Отметая как беспочвенные суждения о возможных литературных влияниях, сказавшихся в его произведении, Набоков указывает на единственного творца, чье влияние готов с благодарностью признать,— на «восхитительного Пьера Делаланда». Автор «Рассуждения о тенях» Делаланд — вымышленный Набоковым писатель, цитата из которого служит эпиграфом к роману «Приглашение на казнь». Таинственный Делаланд был придуман в процессе работы над романом «Дар» (его труд «цитируется» в пятой главе «Дара»). Неудивительно в этой связи, что эпиграфы к двум романам отчетливо перекликаются: последнее предложение из эпиграфа к «Дару» - «Смерть неизбежна», в то время как эпиграф к «Приглашению на казнь» утверждает противоположное: «Как сумасшедший мнит себя Богом, так мы считаем себя смертными». Первое утверждение взято из учебника грамматики, второе принадлежит набоковскому Делаланду.

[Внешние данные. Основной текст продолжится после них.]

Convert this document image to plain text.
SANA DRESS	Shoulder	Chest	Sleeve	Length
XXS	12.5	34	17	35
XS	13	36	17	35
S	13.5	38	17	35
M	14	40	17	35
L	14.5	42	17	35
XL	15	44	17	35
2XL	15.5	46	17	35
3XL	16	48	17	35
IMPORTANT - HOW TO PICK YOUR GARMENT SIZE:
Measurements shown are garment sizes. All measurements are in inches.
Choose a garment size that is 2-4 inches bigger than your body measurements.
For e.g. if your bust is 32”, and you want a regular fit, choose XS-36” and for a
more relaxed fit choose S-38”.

Из других произведений Набокова с «Приглашением на казнь» тематически перекликается одноактная драма 1923 года «Дедушка» и первый из написанных в Америке романов — «Под знаком незаконнорожденных» (1947).
Сюжет романа. События романа «Приглашение на казнь» разворачиваются в неком условном географическом пространстве и в столь же условном (неопределенном) будущем. Главный герой тридцатилетний Цинциннат Ц. осужден за «гносеологическую гнусность» и приговорен к смертной казни на плахе. По ходу повествования выясняется, что вина героя — в его способности чувствовать и думать по-своему (быть непрозрачным, т. е. непонятным для окружающих). Не мыслю — значит, существую,— таков регулирующий принцип общества, обрекающего героя на смерть. Цинциннат должен быть уничтожен, потому что он нестандартен, потому что он — индивидуальность. Не зная о сроке исполнения приговора, Цинциннат проводит в тюрьме 19 дней.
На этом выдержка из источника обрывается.